Dans ce dernier cas, il condamnent à la disparition ces espèces dites domestiques, car qui élèverait une vache, un cochon ou un mouton pour uniquement le regarder vivre? Que serait alors la nature sans ses animaux qui peuplent nos campagnes ? Une vaste étendue de champs cultivés sans pâtures avec de ci de là des fermes engraissant les insectes pour nourrir les milliards d’humains sans âme ni histoire… En attendant que l’on découvre que le cafard ou la blatte peuvent s’apprivoiser pour émouvoir à travers des vidéos diffusées sur Tic-toc, il faudra alors s’en passer aussi.
Bon dimanche
Bonsoir @faconjf !
Bon retour parmi nous après cette escapade au pays des hiéroglyphes et des pyramides secrètes: « les voyages forment la jeunesse » et un senior actif est toujours jeune… même si on le gratifie généreusement de « vieux con » ! ! !
« Une vaste étendue de champs (non-)cultivés sans pâtures avec de ci de là des fermes engraissant les insectes … »
La récente expérience d’octroi de subventions pour arrachage d’une partie du vignoble bordelais ( … pour l’instant! ) nous laisse entrevoir cette dangereuse issue néfaste pour l’ Économie et la célèbre Balance Commerciale. Recréer la forêt moyenâgeuse est certes beau pour le farniente et la peinture mais ce sera « des jeux et … pas de pain ! ».
De plus, on occulte ou on ignore VOLONTAIREMENT que l’Agriculture est le seul secteur qui crée de la Valeur par multiplication, ce qui devrait ravir Bercy et sa valise de 3000 milliards de dettes. Mais ce pouvoir est trop dangereux pour les énarques dépensiers sans vergogne ! !
Tiens donc,@facon jf, bizarre comme, partis du cochon, on peut arriver à l’Économie ! ! !!!!!!!
Bonne soirée.
Amicalement
@ François
Hélas dans notre monde
bien souvent immonde
En tous pays et en tous lieux
Il n’existe qu’un seul dieu
mais quel est son nom ?
Nous l’appelons POGNON $$$$$$$$$
Pour sauter du cochon au canard et pour faire le lien avec l’argent, citons Picsou, le canard qui se vautre dans son tas d’or, s’y enfouit, y fait des plongeons et en tire une satisfaction intense. Dans le monde fictif de la bande dessinée et de Disney, c’est la créature le plus riche du monde.

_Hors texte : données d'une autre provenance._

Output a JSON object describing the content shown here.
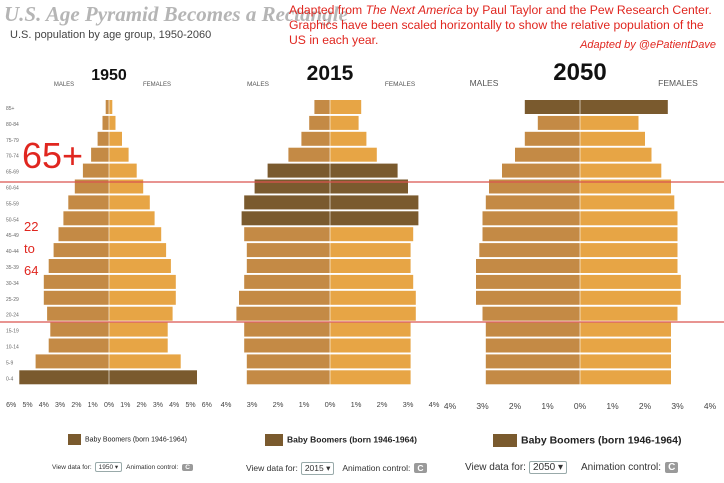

L’histoire de ce Picsou est intéressante : son créateur américain Carl Barks le fait naître en 1947, sous le nom de Scrooge MacDuck. Ce nom lui vient d’un autre personnage, celui que Charles Dickens donna en 1843 au protagoniste de son Conte de Noël, Ebenezer Scrooge, un être cupide, cruel, méprisant, indifférent à l’égard de son employé qu’il exploite et terrorise sans scrupule, jusqu’à le priver, lui et son petit garçon malade, d’un prêt qui lui permettrait de célébrer dignement Noël. Dans le Conte, avant de recevoir la visite de l’esprit de Noël qui va lui faire réaliser la noirceur de son caractère et lui faire honte, Scrooge est l’archétype à la fois des inégalités économiques, des injustices sociales et de l’inhumanité, lui qui va jusqu’à dire que les pauvres sont des hommes de trop et feraient mieux de mourir. Ne confondons pas avarice et cupidité. L’avare, dont la passion est triste, résiste à la dépense de l’argent qu’il possède, tandis que le cupide en cherche toujours plus. Parfois, ces deux rôles s’incarnent dans un même personnage ; c’est le cas de Harpagon de Molière, à la fois un avare qui enterre ses pistoles, et un cupide qui recourt à tous les moyens, notamment à l’usure et au négoce, pour augmenter toujours plus sa fortune.
Voila qui complète le bestiaire autour de sa majesté pognon et en économie il y a beaucoup de cupides.